Um atestado comprobatório de cegueira e um eletrocardiograma foi suplementarmente pedido, o que obrigou o candidato a se dirigir ao hospital Aliança e, muito bem atendido pelo oftalmologista, dirigiu-se ao Centro Médico e Odontológico do antigo IAPSEB, nas proximidades do Centro Empresarial Iguatemi. Lá contou com a benevolência de funcionários e médicos, o que lhe permitiu não só a realização do exame, como a obtenção do laudo pouco antes do horário de almoço.

Enfim, de posse dos novos laudos exigidos, volta-se ao Cab e lá uma espera que parecera não ter fim, se conclui por volta das dezessete horas, sendo atestado apto para o ingresso no serviço público.

Chegara no setor administrativo da Uneb por volta das dezoito e trinta, após uma longa espera de ônibus que tivesse o cabula como destino; após um trajeto marcado por retenções no trânsito. Ao chegar nas salas onde funcionava o RH, quase não fora atendido, pois, apesar de ainda estar no horário de serviço, a funcionária já se encontrava de bolsa ao ombro, dirigindo-se à saída do setor. Depois de muito argumentar, ela resolveu atender ao candidato, chegado do interior, que teria grande despesa e desgastes caso precisasse voltar no dia seguinte para concluir o processo admissional iniciado no Cab.

Enfim, depois de alguns concursos sem êxito; depois de aguardar quase um ano para ser convocado mediante o concurso exitoso de 1995, em 20 de março de 1996, quarta feira, por volta das dezenove e trinta horas, depois de um dia inteiro de idas e vindas, este relator assinava a documentação que lhe propiciava a admissão nos quadros da Universidade do Estado da Bahia, para o exercício docente na ainda Faculdade de Formação de Professores de alagoinhas, no departamento de Ciências Humanas, no colegiado de História.

 

alguns dias depois, assumia o encargo de ensinar História da américa, o que ainda hoje faz, embora tendo precisado realizar um grande esforço intelectual e um grande investimento em bibliografia, para que pudesse desenvolver a tarefa com alguma qualidade, visto não ser ele pesquisador da área, o que, aliás, seria muitíssimo relevante para a sua carreira acadêmica e para a sua docência.

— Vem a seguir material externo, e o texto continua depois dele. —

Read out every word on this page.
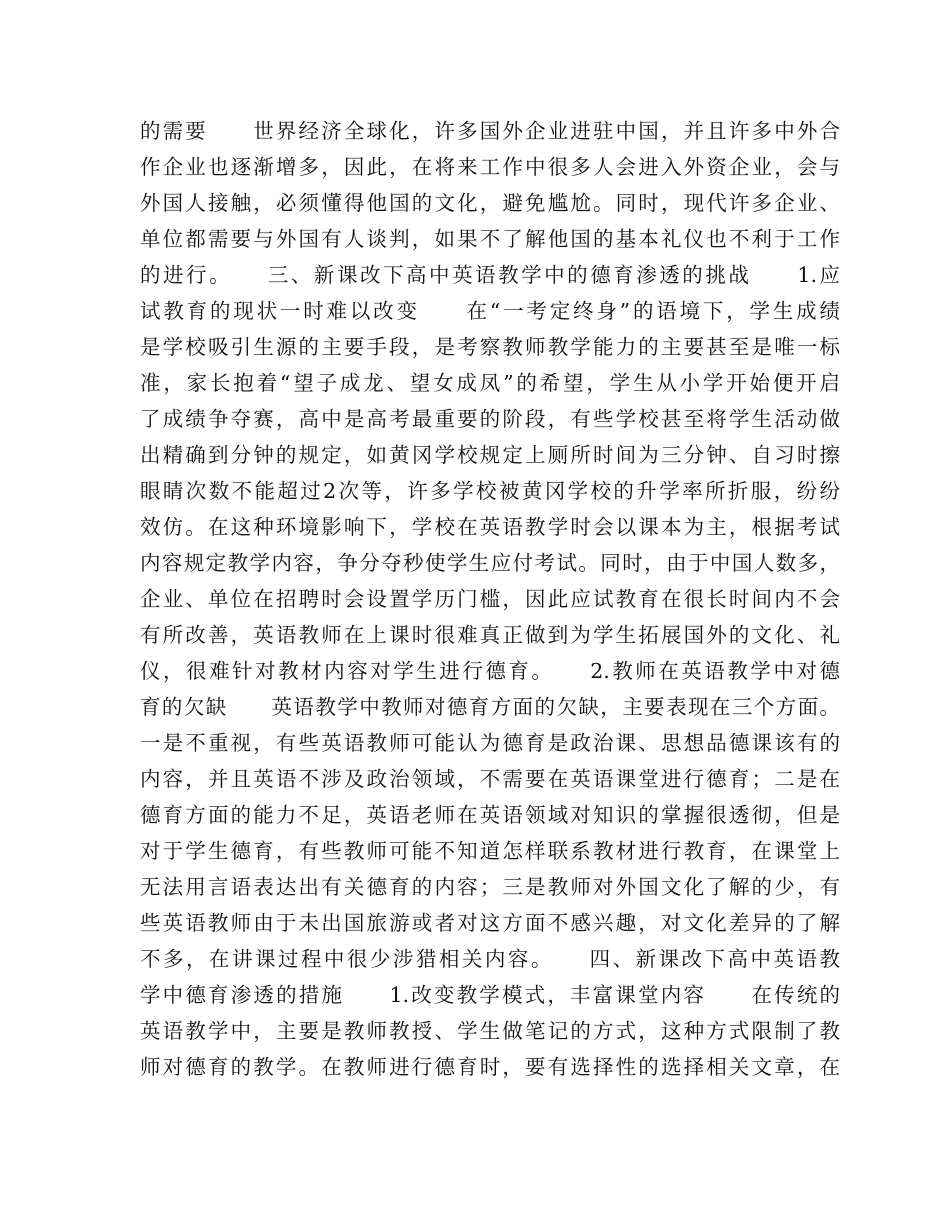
的需要　　世界经济全球化，许多国外企业进驻中国，并且许多中外合
作企业也逐渐增多，因此，在将来工作中很多人会进入外资企业，会与
外国人接触，必须懂得他国的文化，避免尴尬。同时，现代许多企业、
单位都需要与外国有人谈判，如果不了解他国的基本礼仪也不利于工作
的进行。　　三、新课改下高中英语教学中的德育渗透的挑战　　1.应
试教育的现状一时难以改变　　在“一考定终身”的语境下，学生成绩
是学校吸引生源的主要手段，是考察教师教学能力的主要甚至是唯一标
准，家长抱着“望子成龙、望女成凤”的希望，学生从小学开始便开启
了成绩争夺赛，高中是高考最重要的阶段，有些学校甚至将学生活动做
出精确到分钟的规定，如黄冈学校规定上厕所时间为三分钟、自习时擦
眼睛次数不能超过2次等，许多学校被黄冈学校的升学率所折服，纷纷
效仿。在这种环境影响下，学校在英语教学时会以课本为主，根据考试
内容规定教学内容，争分夺秒使学生应付考试。同时，由于中国人数多，
企业、单位在招聘时会设置学历门槛，因此应试教育在很长时间内不会
有所改善，英语教师在上课时很难真正做到为学生拓展国外的文化、礼
仪，很难针对教材内容对学生进行德育。　　2.教师在英语教学中对德
育的欠缺　　英语教学中教师对德育方面的欠缺，主要表现在三个方面。
一是不重视，有些英语教师可能认为德育是政治课、思想品德课该有的
内容，并且英语不涉及政治领域，不需要在英语课堂进行德育；二是在
德育方面的能力不足，英语老师在英语领域对知识的掌握很透彻，但是
对于学生德育，有些教师可能不知道怎样联系教材进行教育，在课堂上
无法用言语表达出有关德育的内容；三是教师对外国文化了解的少，有
些英语教师由于未出国旅游或者对这方面不感兴趣，对文化差异的了解
不多，在讲课过程中很少涉猎相关内容。　　四、新课改下高中英语教
学中德育渗透的措施　　1.改变教学模式，丰富课堂内容　　在传统的
英语教学中，主要是教师教授、学生做笔记的方式，这种方式限制了教
师对德育的教学。在教师进行德育时，要有选择性的选择相关文章，在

Aqui cabe uma menção especial ao papel desempenhado pela professora Lina Maria brandão aras, na medida em que foi a pessoa que acolheu a este garatujador; que forneceu dicas de como ele poderia montar o programa de américa II que lhe caberia ministrar; que lhe instruiu no tocante à bibliografia e, até mesmo, passou materiais com os quais se pôde trabalhar naquele iniciar de caminhada. Portanto, vale explicitar a imensa dívida que se tem para com a Professora Doutora Lina Maria Brandão Aras que, mesmo em meio às suas muitas ocupações pessoais e acadêmicas, recebeu este escrevedor em sua residência para estimular, encorajar e orientar aquele atabalhoado e assustado marinheiro que estava prestes a começar a sua primeira viagem na condição de docente do ensino superior.

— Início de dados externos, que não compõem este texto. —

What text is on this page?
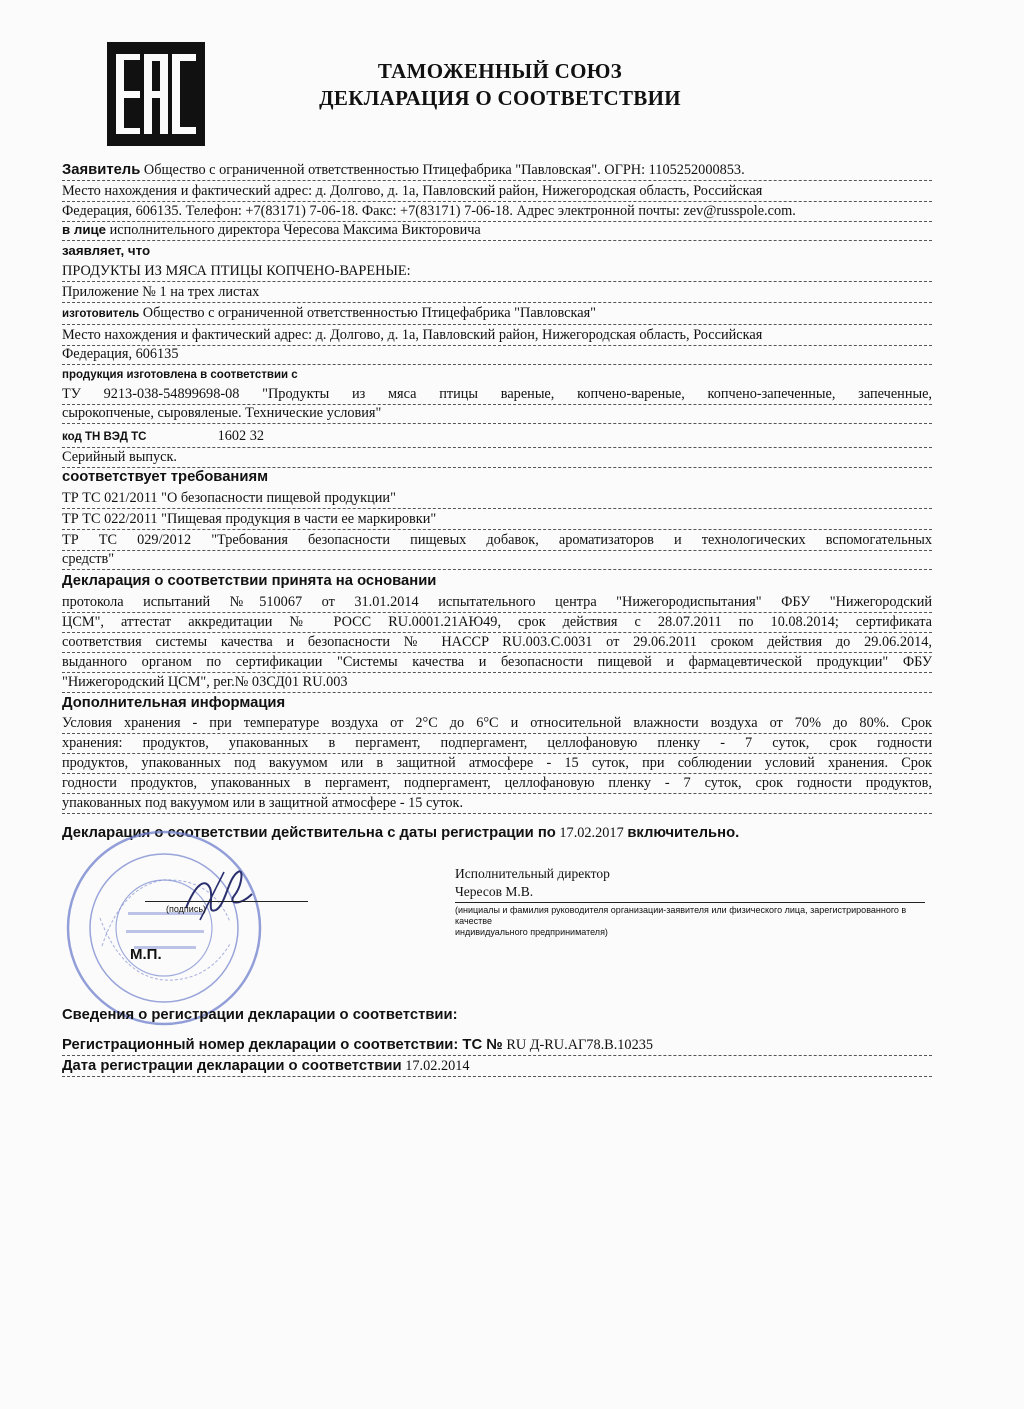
ТАМОЖЕННЫЙ СОЮЗ
ДЕКЛАРАЦИЯ О СООТВЕТСТВИИ
Заявитель Общество с ограниченной ответственностью Птицефабрика "Павловская". ОГРН: 1105252000853.
Место нахождения и фактический адрес: д. Долгово, д. 1а, Павловский район, Нижегородская область, Российская
Федерация, 606135. Телефон: +7(83171) 7-06-18. Факс: +7(83171) 7-06-18. Адрес электронной почты: zev@russpole.com.
в лице исполнительного директора Чересова Максима Викторовича
заявляет, что
ПРОДУКТЫ ИЗ МЯСА ПТИЦЫ КОПЧЕНО-ВАРЕНЫЕ:
Приложение № 1 на трех листах
изготовитель Общество с ограниченной ответственностью Птицефабрика "Павловская"
Место нахождения и фактический адрес: д. Долгово, д. 1а, Павловский район, Нижегородская область, Российская
Федерация, 606135
продукция изготовлена в соответствии с
ТУ 9213-038-54899698-08 "Продукты из мяса птицы вареные, копчено-вареные, копчено-запеченные, запеченные,
сырокопченые, сыровяленые. Технические условия"
код ТН ВЭД ТС	1602 32
Серийный выпуск.
соответствует требованиям
ТР ТС 021/2011 "О безопасности пищевой продукции"
ТР ТС 022/2011 "Пищевая продукция в части ее маркировки"
ТР ТС 029/2012 "Требования безопасности пищевых добавок, ароматизаторов и технологических вспомогательных
средств"
Декларация о соответствии принята на основании
протокола испытаний №510067 от 31.01.2014 испытательного центра "Нижегородиспытания" ФБУ "Нижегородский
ЦСМ", аттестат аккредитации № РОСС RU.0001.21АЮ49, срок действия с 28.07.2011 по 10.08.2014; сертификата
соответствия системы качества и безопасности № HACCP RU.003.C.0031 от 29.06.2011 сроком действия до 29.06.2014,
выданного органом по сертификации "Системы качества и безопасности пищевой и фармацевтической продукции" ФБУ
"Нижегородский ЦСМ", рег.№ 03СД01 RU.003
Дополнительная информация
Условия хранения - при температуре воздуха от 2°С до 6°С и относительной влажности воздуха от 70% до 80%. Срок
хранения: продуктов, упакованных в пергамент, подпергамент, целлофановую пленку - 7 суток, срок годности
продуктов, упакованных под вакуумом или в защитной атмосфере - 15 суток, при соблюдении условий хранения. Срок
годности продуктов, упакованных в пергамент, подпергамент, целлофановую пленку - 7 суток, срок годности продуктов,
упакованных под вакуумом или в защитной атмосфере - 15 суток.
Декларация о соответствии действительна с даты регистрации по 17.02.2017 включительно.
(подпись)
М.П.
Исполнительный директор
Чересов М.В.
(инициалы и фамилия руководителя организации-заявителя или физического лица, зарегистрированного в качестве
индивидуального предпринимателя)
Сведения о регистрации декларации о соответствии:
Регистрационный номер декларации о соответствии: ТС № RU Д-RU.АГ78.В.10235
Дата регистрации декларации о соответствии 17.02.2014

vai aqui a gratidão deste escrevinhador, ao Deus Eterno que lhe propiciou iniciar e prosseguir neste labor constante; vai aqui o agradecimento e caloroso abraço a todos os alunos que, desde aquela data, passaram pelas mãos desde hoje já sexagenário professor, exigente, chato, insuportável, intragável, rigoroso, dependendo o modo como este ou aquele aluno o avaliara, por todos estes vinte e cinco anos.

Não se pode deixar de reconhecer que com um bom número de alunos se construiu bons laços de amizade, de cooperação, de troca de experiências, tanto de vida, quanto de aprendizado, a partir de leituras em comum, de boas e frutuosas conversas presenciais, através de ferramentas de trocas de mensagens ou, longas chamadas telefônicas; outros tantos, certamente cresceram e amadureceram intelectual e pessoalmente, ao aprenderem com este e com os demais professores pelos quais passaram. É gratificante a possibilidade de ter influenciado, de alguma maneira na vida e na carreira de alguns, poucos, é certo, mas, não se crê que tenha passado em branco na vida de diversos profissionais que hoje atuam no ensino fundamental ou médio, em escolas públicas ou privadas.

Enfim: toda gratidão Ao Deus eterno, o doador da vida e pleno em Graça, abundante em misericórdia, de onde se tirou forças para começar, para continuar, para prosseguir até aqui; é grande o contentamento por ter tido todos vocês como alunos.